Avec cet essai documenté et sous-titré Quand trop d’école tue l’éducation, les deux chercheurs, reconnus pour leurs analyses des politiques éducatives, changent de perspective. François Dubet et Marie Duru-Bellat prennent du champ pour étudier le poids grandissant de l’école dans les trajectoires de vie et les équilibres sociaux depuis le début de la massification scolaire, dans les années 1950. Une école à qui on ne demande aujourd’hui rien de moins que de « déterminer la valeur des individus », selon eux.
Au départ, quelques statistiques : au cours des cinq dernières décennies, le taux de bacheliers a été multiplié par quatre. Le nombre d’étudiants a, lui, presque doublé depuis 2000, au point qu’« être étudiant est devenu la façon normale de vivre sa jeunesse », remarquent les auteurs.
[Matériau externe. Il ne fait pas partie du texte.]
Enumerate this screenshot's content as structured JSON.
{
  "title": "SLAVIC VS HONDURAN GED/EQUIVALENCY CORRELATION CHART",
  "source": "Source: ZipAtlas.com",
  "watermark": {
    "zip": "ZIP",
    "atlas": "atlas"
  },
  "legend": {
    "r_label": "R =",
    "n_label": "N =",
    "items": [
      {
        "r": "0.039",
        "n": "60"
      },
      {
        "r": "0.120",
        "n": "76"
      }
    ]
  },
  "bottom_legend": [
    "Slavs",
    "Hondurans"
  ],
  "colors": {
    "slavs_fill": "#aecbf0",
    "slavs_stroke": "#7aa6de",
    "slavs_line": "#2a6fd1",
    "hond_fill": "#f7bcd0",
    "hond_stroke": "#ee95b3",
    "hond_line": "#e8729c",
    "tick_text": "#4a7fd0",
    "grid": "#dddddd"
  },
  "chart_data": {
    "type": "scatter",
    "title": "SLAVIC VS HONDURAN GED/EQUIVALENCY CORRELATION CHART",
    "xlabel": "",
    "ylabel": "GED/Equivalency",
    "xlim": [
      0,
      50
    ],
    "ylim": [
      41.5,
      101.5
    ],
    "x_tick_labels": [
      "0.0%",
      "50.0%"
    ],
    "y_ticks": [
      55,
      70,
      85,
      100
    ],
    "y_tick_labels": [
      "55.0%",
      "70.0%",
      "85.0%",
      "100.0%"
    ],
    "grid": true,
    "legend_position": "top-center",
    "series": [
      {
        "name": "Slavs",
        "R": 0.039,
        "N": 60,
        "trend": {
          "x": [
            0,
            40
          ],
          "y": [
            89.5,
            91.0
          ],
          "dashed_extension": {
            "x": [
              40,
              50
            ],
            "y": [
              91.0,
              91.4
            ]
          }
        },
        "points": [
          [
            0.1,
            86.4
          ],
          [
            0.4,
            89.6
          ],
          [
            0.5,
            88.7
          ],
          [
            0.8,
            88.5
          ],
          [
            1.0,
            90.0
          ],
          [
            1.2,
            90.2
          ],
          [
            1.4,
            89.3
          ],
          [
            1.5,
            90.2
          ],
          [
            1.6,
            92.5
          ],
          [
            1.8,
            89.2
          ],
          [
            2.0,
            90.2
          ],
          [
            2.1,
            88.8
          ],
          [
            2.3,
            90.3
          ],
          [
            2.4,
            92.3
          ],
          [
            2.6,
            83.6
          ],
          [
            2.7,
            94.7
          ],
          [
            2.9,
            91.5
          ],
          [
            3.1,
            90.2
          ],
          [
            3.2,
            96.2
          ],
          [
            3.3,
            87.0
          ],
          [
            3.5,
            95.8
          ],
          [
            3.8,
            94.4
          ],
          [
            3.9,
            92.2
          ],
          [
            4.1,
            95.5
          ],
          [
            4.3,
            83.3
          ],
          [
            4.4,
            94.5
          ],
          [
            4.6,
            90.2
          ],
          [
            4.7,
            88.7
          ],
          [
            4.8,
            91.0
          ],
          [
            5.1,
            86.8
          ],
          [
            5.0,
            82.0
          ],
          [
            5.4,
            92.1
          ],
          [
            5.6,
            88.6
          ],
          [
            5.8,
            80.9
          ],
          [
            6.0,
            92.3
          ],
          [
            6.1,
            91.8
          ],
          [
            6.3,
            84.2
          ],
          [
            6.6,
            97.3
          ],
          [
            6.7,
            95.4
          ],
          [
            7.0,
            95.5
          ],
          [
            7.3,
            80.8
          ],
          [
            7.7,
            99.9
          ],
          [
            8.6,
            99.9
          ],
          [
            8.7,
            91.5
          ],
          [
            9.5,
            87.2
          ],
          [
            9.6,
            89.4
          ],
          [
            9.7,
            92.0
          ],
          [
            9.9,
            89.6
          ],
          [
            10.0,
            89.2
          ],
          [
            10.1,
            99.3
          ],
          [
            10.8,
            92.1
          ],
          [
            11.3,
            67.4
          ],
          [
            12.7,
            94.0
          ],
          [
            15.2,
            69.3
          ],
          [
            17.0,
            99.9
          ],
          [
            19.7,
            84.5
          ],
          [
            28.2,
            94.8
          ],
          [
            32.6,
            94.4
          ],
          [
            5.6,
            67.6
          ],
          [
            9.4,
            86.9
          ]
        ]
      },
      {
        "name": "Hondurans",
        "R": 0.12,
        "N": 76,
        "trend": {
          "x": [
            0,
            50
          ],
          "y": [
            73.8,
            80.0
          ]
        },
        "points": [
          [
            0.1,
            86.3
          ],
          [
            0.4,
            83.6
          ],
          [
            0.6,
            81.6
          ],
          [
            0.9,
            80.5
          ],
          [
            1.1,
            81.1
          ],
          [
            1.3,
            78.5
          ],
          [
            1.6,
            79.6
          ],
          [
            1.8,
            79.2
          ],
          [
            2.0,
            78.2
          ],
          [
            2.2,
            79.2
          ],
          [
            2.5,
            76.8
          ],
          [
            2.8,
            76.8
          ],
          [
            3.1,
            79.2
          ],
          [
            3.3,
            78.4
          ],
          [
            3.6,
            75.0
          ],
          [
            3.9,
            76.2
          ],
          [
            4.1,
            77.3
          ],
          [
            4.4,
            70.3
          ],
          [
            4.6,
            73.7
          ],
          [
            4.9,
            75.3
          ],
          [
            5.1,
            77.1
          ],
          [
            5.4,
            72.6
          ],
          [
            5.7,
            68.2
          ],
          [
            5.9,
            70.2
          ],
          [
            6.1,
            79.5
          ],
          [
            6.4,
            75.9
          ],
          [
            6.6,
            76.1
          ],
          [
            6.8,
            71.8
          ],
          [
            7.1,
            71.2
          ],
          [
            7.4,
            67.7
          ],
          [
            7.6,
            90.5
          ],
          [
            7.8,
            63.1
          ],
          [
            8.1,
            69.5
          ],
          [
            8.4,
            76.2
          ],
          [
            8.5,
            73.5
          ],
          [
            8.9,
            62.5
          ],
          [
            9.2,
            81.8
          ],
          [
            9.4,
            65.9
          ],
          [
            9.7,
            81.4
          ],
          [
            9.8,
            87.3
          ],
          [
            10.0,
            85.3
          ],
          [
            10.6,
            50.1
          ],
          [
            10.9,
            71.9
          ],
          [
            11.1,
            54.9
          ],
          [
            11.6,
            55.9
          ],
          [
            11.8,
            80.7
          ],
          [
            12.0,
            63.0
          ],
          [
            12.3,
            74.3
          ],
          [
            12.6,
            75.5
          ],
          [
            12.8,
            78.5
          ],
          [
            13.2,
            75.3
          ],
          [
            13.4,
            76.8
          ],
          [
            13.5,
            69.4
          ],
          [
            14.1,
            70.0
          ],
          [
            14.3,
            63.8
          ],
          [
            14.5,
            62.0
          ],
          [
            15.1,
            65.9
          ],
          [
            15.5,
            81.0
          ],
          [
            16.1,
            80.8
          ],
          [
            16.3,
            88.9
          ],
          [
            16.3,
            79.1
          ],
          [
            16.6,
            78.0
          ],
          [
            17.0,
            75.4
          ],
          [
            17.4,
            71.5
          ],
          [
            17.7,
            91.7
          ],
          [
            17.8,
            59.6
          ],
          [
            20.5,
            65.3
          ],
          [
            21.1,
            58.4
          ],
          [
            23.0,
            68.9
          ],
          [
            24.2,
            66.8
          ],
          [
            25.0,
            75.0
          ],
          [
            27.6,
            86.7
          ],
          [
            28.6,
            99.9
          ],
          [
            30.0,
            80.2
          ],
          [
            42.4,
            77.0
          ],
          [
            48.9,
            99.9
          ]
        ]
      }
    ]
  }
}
S’ils ne nient pas les apports de cette démocratisation, même s’ils questionnent l’élévation réelle du niveau des connaissances et des compétences, François Dubet et Marie Duru-Bellat se demandent si nous ne sommes pas arrivés « à la fin d’un cycle ». L’allongement continu des études et la primauté des savoirs académiques sont-ils encore souhaitables ? Non, répondent les deux sociologues. Car le « toujours plus d’école se retourne aujourd’hui contre l’école, contre les élèves et contre bien des dimensions de la vie sociale ».
Comment arrivent-ils à ce constat ? En cinquante ans, les hiérarchies professionnelles se sont en grande partie calquées sur les hiérarchies scolaires, expliquent-ils. La réussite scolaire est devenue « une obligation sociale, voire un devoir moral ». En un mot : un impératif. Et cette nécessité pèse sur les parents, car « quand tout se joue à l’école, tous les sacrifices s’imposent ». Ainsi, dans les familles aisées qui rivalisent en jeux éducatifs, séjours linguistiques et autres aides aux devoirs, « le mode d’éducation s’apparente à du coaching sportif », taclent les deux auteurs.
« Course sans fin »
Mais, plus le nombre de diplômés augmente dans la population, plus la concurrence se durcit et plus les stratégies des plus favorisés et des plus informés se complexifient pour décrocher le diplôme le plus rentable socialement et économiquement. « Laisser les études se prolonger au fil de l’eau donne l’impression aux moins avantagés qu’on démocratise tout en laissant aux plus avantagés la possibilité d’aller encore plus loin et de garder leur avantage », pointent les sociologues.